Opta Systems, LLC d/b/a GoVideo ("GoVideo") was a Delaware corporation in the business of selling electronic equipment, including DVD and VHS combination player units, manufactured by other companies in accordance with patents owned by GoVideo. Affidavit of Christopher Porter ("Porter Affidavit") at ¶¶ 4, 7. Daewoo manufactured DVD and VHS combination player units for GoVideo. Id. at ¶ 9. GoVideo then sold the units to third-party retailers, including Costco. Id. at ¶ 7. Opta and T.C.L. are corporations affiliated with GoVideo. Opta was GoVideo's parent company, and T.C.L. is a minority shareholder in Opta. Id. at ¶¶ 5, 6.
Daewoo initially sold merchandise to GoVideo on a net-30 day open account. See id. at ¶ 12. At some point, GoVideo sought more favorable credit terms from Daewoo. See id. Daewoo required a guaranty of payment from Opta and T.C.L., as GoVideo's corporate affiliates, before it would agree to sell merchandise to GoVideo on a net-60 day open account. Id.
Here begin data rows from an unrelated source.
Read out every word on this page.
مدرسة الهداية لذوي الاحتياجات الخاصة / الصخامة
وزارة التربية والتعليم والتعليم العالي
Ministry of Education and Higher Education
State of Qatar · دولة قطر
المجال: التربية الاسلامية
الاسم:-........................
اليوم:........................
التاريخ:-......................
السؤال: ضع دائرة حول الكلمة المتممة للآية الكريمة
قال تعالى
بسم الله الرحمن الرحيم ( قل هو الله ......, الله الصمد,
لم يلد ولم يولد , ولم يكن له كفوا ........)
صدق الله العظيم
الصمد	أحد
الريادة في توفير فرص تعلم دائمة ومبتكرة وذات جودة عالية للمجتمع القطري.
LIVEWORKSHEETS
T.C.L. and Opta executed a written guaranty dated December 4, 2003, guarantying payment for merchandise shipped within 12 months of execution of the guaranty. Id. at Exh. A. T.C.L. and Opta's liability under the guaranty was limited to $5,000,0000. Id. The final guaranty was signed by all parties sometime between January 20, 2004 and February 5, 2004. July 13, 2010 Motion Hearing Transcript ("Tr.") at 6:19- 7:17. Daewoo began shipping merchandise on the new payment terms in December 2003. Porter Affidavit at Exh. S.
The parties discussed modification of the guaranty in December 2004. Id. at Exh. B. The draft modification states the modification is "effective retrospectively from December 4, 2003." Id. at Exh. C. The proposed modification was never agreed to by the parties and the original guaranty expired, according to its terms, on December 3, 2004. See id. at ¶ 21.
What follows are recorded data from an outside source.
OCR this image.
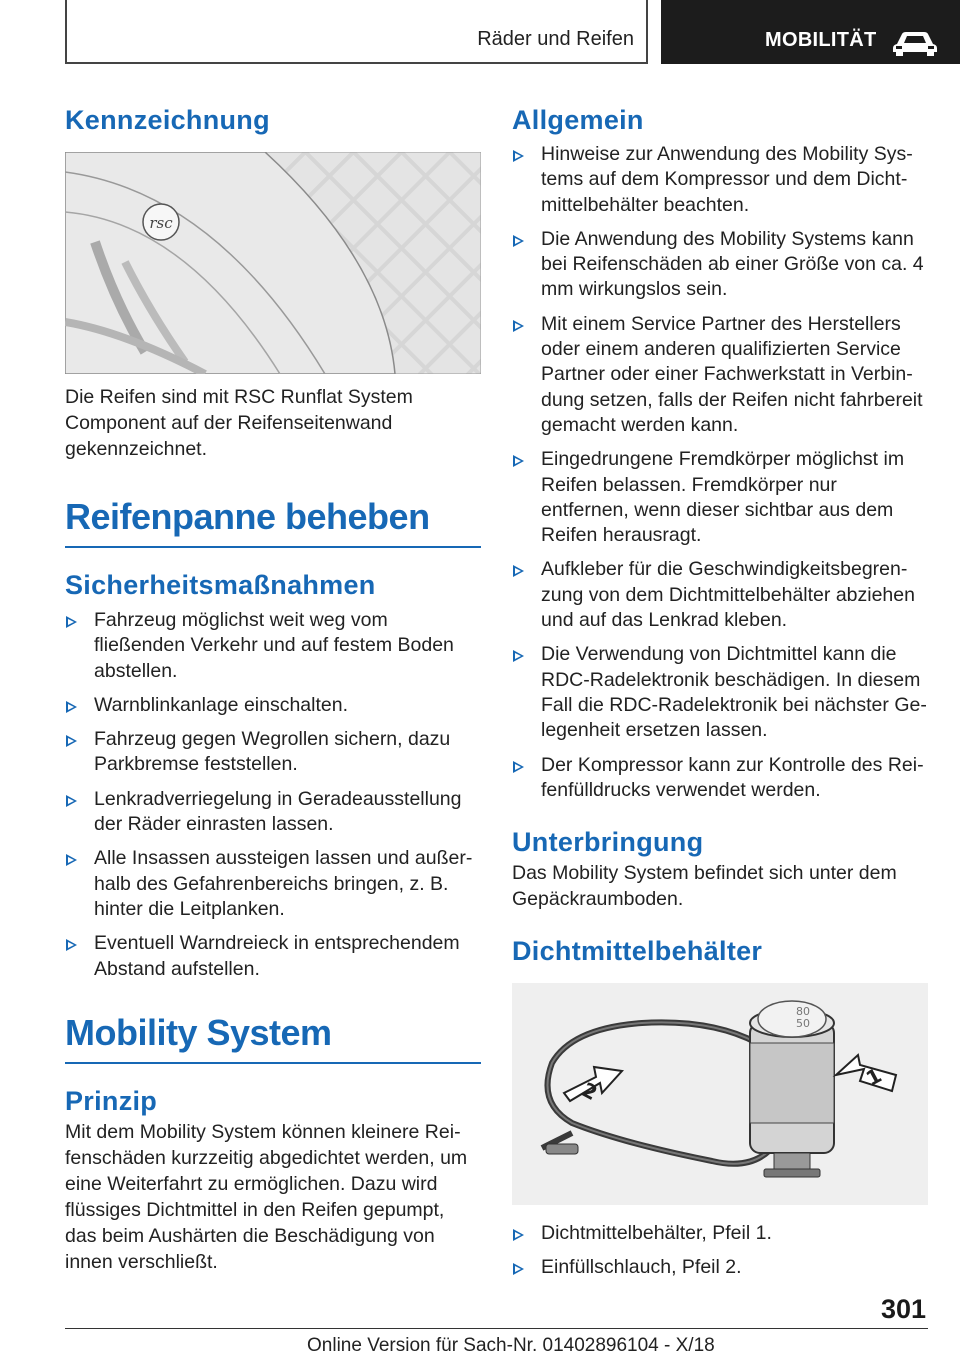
Räder und Reifen	MOBILITÄT
Kennzeichnung
rsc

Die Reifen sind mit RSC Runflat System Component auf der Reifenseitenwand gekennzeichnet.

Reifenpanne beheben
Sicherheitsmaßnahmen
Fahrzeug möglichst weit weg vom fließenden Verkehr und auf festem Boden abstellen.
Warnblinkanlage einschalten.
Fahrzeug gegen Wegrollen sichern, dazu Parkbremse feststellen.
Lenkradverriegelung in Geradeausstellung der Räder einrasten lassen.
Alle Insassen aussteigen lassen und außerhalb des Gefahrenbereichs bringen, z. B. hinter die Leitplanken.
Eventuell Warndreieck in entsprechendem Abstand aufstellen.
Mobility System
Prinzip

Mit dem Mobility System können kleinere Reifenschäden kurzzeitig abgedichtet werden, um eine Weiterfahrt zu ermöglichen. Dazu wird flüssiges Dichtmittel in den Reifen gepumpt, das beim Aushärten die Beschädigung von innen verschließt.

Allgemein
Hinweise zur Anwendung des Mobility Systems auf dem Kompressor und dem Dichtmittelbehälter beachten.
Die Anwendung des Mobility Systems kann bei Reifenschäden ab einer Größe von ca. 4 mm wirkungslos sein.
Mit einem Service Partner des Herstellers oder einem anderen qualifizierten Service Partner oder einer Fachwerkstatt in Verbindung setzen, falls der Reifen nicht fahrbereit gemacht werden kann.
Eingedrungene Fremdkörper möglichst im Reifen belassen. Fremdkörper nur entfernen, wenn dieser sichtbar aus dem Reifen herausragt.
Aufkleber für die Geschwindigkeitsbegrenzung von dem Dichtmittelbehälter abziehen und auf das Lenkrad kleben.
Die Verwendung von Dichtmittel kann die RDC-Radelektronik beschädigen. In diesem Fall die RDC-Radelektronik bei nächster Gelegenheit ersetzen lassen.
Der Kompressor kann zur Kontrolle des Reifenfülldrucks verwendet werden.
Unterbringung

Das Mobility System befindet sich unter dem Gepäckraumboden.

Dichtmittelbehälter
80
50
1
2
Dichtmittelbehälter, Pfeil 1.
Einfüllschlauch, Pfeil 2.
301
Online Version für Sach-Nr. 01402896104 - X/18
GoVideo did not pay Daewoo for merchandise shipped in late December 2004, and January 2005. Third Amended Complaint, Docket Entry No. 40. Daewoo filed suit against Opta in the Superior Court of the State of California, County of San Mateo ("California Action") for breach of the guaranty. Porter Affidavit at Exh. Q. Daewoo alleged that "[o]n or about December 4, 2003, Defendant made, executed and delivered to Plaintiff, a written continuing guaranty . . . Defendant unconditionally guaranteed the full payment of all obligations and liabilities of Opta Systems, LLC dba Go Video." Id. GoVideo subsequently filed suit against Daewoo in the United States District Court for the District of New Jersey in November 2005, alleging that the goods delivered by Daewoo were defective and that Daewoo used unlicensed trademarks and sold counterfeit goods to GoVideo and its customers (the "New Jersey Action"). Id. at Exh. R. Daewoo filed an answer and counter-claims in the New Jersey Action alleging that GoVideo had failed to pay for goods it received from Daewoo. Id. at Exh. S.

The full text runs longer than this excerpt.